ぽっちゃりナースですが、天才外科医に新妻指名いただきました

「そんなのつけたら、あっ……。た、佑さん」

 更衣室で制服に着替えるとき、下着姿になる瞬間がある。

 そのときにキスマークを見られるのは、さすがに恥ずかしい。

 照れくさかったけど、なんとか彼の下の名前を呼んだ。すると彼は満足そうに微笑んだ。

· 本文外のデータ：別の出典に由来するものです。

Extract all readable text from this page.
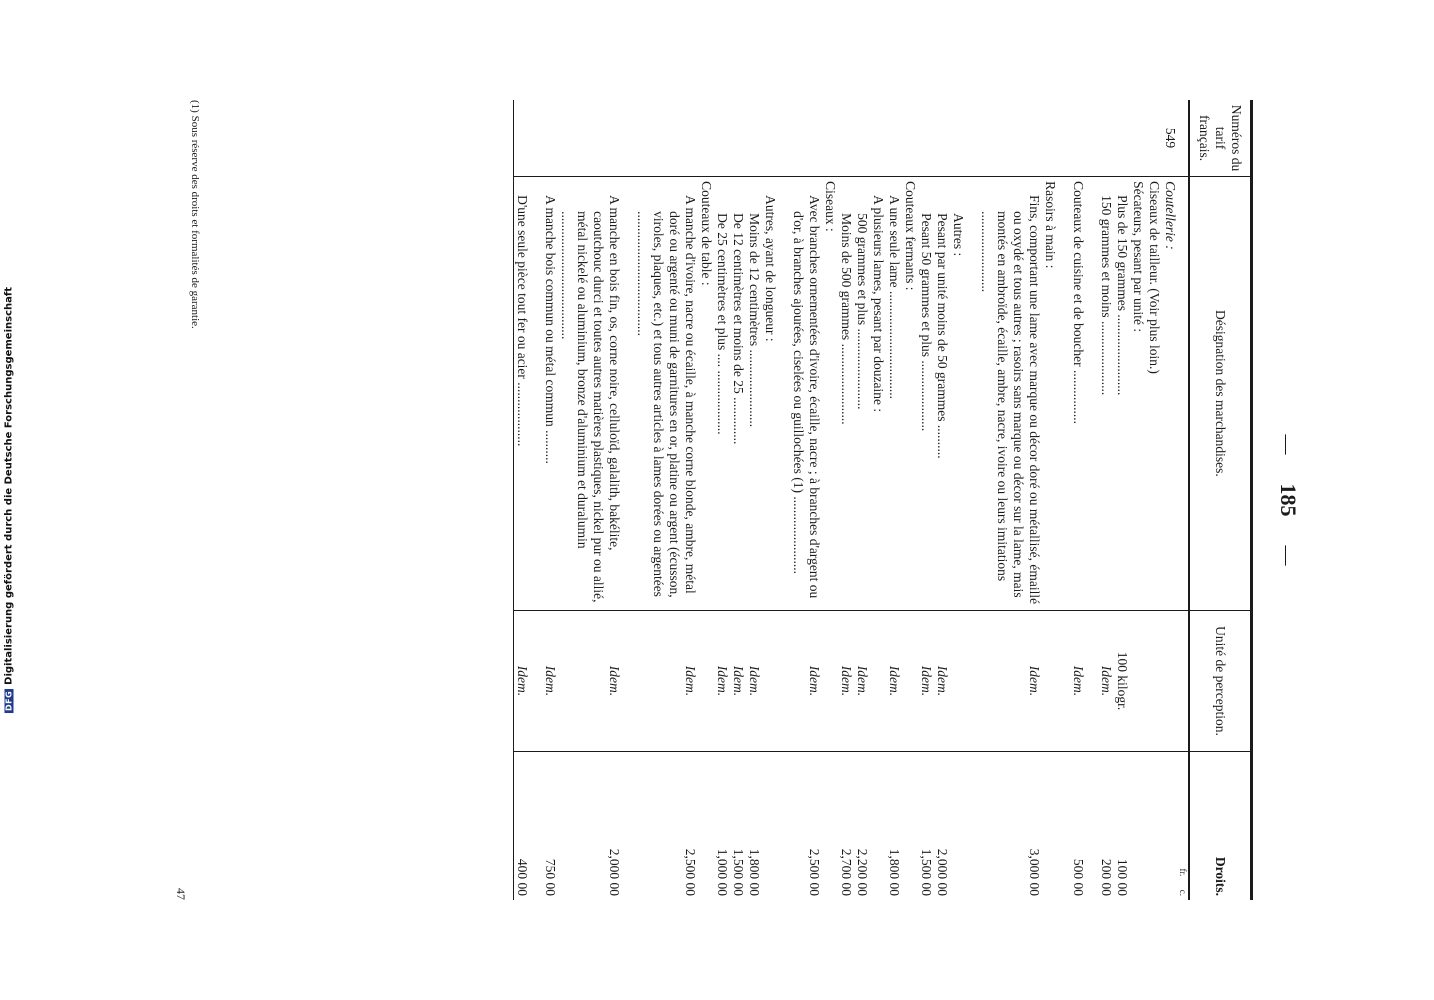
DFG
Digitalisierung gefördert durch die Deutsche Forschungsgemeinschaft	— 185 —
Numéros du tarif français.	Désignation des marchandises.	Unité de perception.	Droits.
			fr.      c.
549	Coutellerie :		
	Ciseaux de tailleur. (Voir plus loin.)		
	Sécateurs, pesant par unité :		
	Plus de 150 grammes ........................	100 kilogr.	100 00
	150 grammes et moins ......................	Idem.	200 00

	Couteaux de cuisine et de boucher ................	Idem.	500 00

	Rasoirs à main :		
	Fins, comportant une lame avec marque ou décor doré ou métallisé, émaillé ou oxydé et tous autres ; rasoirs sans marque ou décor sur la lame, mais montés en ambroïde, écaille, ambre, nacre, ivoire ou leurs imitations ........................	Idem.	3,000 00

	Autres :		
	Pesant par unité moins de 50 grammes ..........	Idem.	2,000 00
	Pesant 50 grammes et plus .....................	Idem.	1,500 00
	Couteaux fermants :		
	A une seule lame ................................	Idem.	1,800 00
	A plusieurs lames, pesant par douzaine :		
	500 grammes et plus ........................	Idem.	2,200 00
	Moins de 500 grammes ........................	Idem.	2,700 00
	Ciseaux :		
	Avec branches ornementées d'ivoire, écaille, nacre ; à branches d'argent ou d'or, à branches ajourées, ciselées ou guillochées (1) .......................	Idem.	2,500 00

	Autres, ayant de longueur :		
	Moins de 12 centimètres .......................	Idem.	1,800 00
	De 12 centimètres et moins de 25 ..............	Idem.	1,500 00
	De 25 centimètres et plus .... ...................	Idem.	1,000 00
	Couteaux de table :		
	A manche d'ivoire, nacre ou écaille, à manche corne blonde, ambre, métal doré ou argenté ou muni de garnitures en or, platine ou argent (écusson, viroles, plaques, etc.) et tous autres articles à lames dorées ou argentées .....................................	Idem.	2,500 00

	A manche en bois fin, os, corne noire, celluloïd, galalith, bakélite, caoutchouc durci et toutes autres matières plastiques, nickel pur ou allié, métal nickelé ou aluminium, bronze d'aluminium et duralumin ......................................	Idem.	2,000 00
	A manche bois commun ou métal commun ..........	Idem.	750 00

	D'une seule pièce tout fer ou acier ...................	Idem.	400 00
(1) Sous réserve des droits et formalités de garantie.
47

「君は俺が最初に見つけたんだ。これからもずっと、俺だけのものでいてくれ」

 返事はいらないと言うように、彼は私の唇を貪った。

 私たちはそのまま、ベッドの上で抱き合った。

 何度も、お互いの体温を確かめ合うように。



 数か月後。

「まああ、高場さんきれいだわ!」

 ゲストの前に登場した私に、師長が声をかけてくれた。

 今日は私と進藤さん……じゃない、佑さんの結婚式。

 原研修医の事件の翌日、私たちはそれぞれの両親に報告し、婚姻届を提出した。

『これで誰もうかつなことはするまい』なんて言い、佑さんは満足そうだった。

 人事部に結婚の届けを出した私は、翌日から名札を『進藤千紗』に変えて出勤した。

 最初に報告した師長も驚いていたけど、同僚の看護師たちの驚きは半端じゃなかった。